È proprio la ceol beg, la piccola musica fatta di jig, reel, marce, strathspey e hornpipe, che riscuote oggi il massimo successo presso il pubblico scozzese. Il circuito delle competizioni impegna in modo continuativo il calendario delle principali pipe band, bande musicali che negli ultimi anni hanno del resto di gran lunga modernizzato il proprio approccio alla musica per cornamusa.
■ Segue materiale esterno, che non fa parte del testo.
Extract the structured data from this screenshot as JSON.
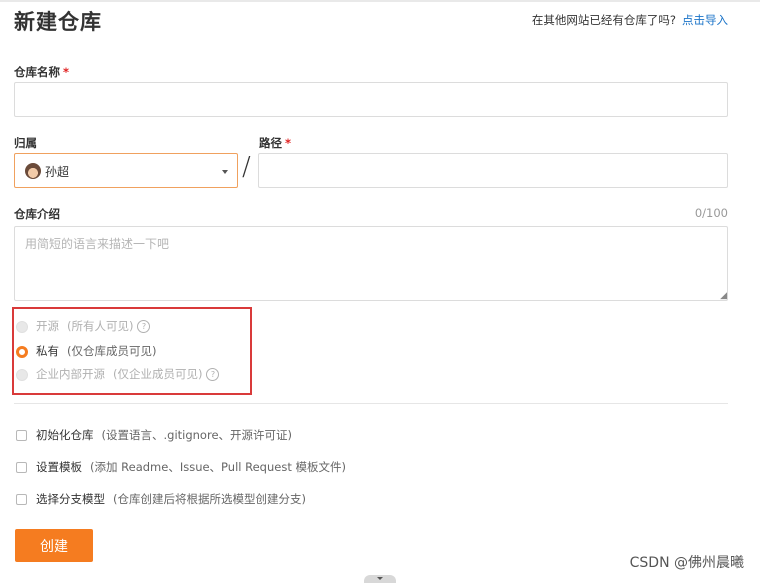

Ai primi anni del folk revival ben poche erano le band scozzesi che presentavano nella loro formazione un piper. Oggi la situazione si è invece capovolta: grazie ad un attento bilanciamento dei volumi di amplificazione (la cornamusa, anche non amplificata, è in grado di “coprire” qualsiasi altro strumento…), le Highland pipes sono oggi presenti in molti gruppi di musica folk scozzese. La “seconda generazione” di band scozzesi comprendeva i Tannahill Weavers, la Battlefield Band e gli Ossian: in queste band la cornamusa scozzese si affermò pienamente con il ruolo di strumento cardine, quasi un elemento fondamentale nelle dinamiche musicali di questi gruppi.

Tratto da http://digilander.libero.it/alfstone/la_cornamusa_scozzese.htm

LA CORNAMUSA GALIZIANA / ASTURIANA

La gaita è lo strumento più popolare di Asturie e Galizia e assume delle connotazioni particolari a seconda della provenienza, appartiene alle cornamuse di tipo atlantico e può avere intonazione in re, do o si bemolle (la più utilizzata dalle bande di cornamuse e anche la più antica).
La cornamusa in do è utilizzata prevalentemente nelle Asturie per accompagnare i cantanti di tonada (lo stile di canto tradizionale).
 

La cornamusa asturiana si suona con la diteggiatura chiusa (come per le scozzesi) e per questo gli abbellimenti sono diversi da quelli praticati sulla cornamusa galiziana che è suonata con la diteggiatura aperta, anche l'estensione è maggiore essendo di un ottava e mezza.
IL SUONO
Le gaite hanno un suono in generale più morbido rispetto alle cornamuse scozzesi anche se il suono della gaita asturiana è più "aggressivo" di quella galiziana, diversità del suono dovuto principalmente all'uso di ance differenti. In genere la gaita asturiana non usa cromatismi mentre i brani in minore sono una caratteristica della musica galiziana.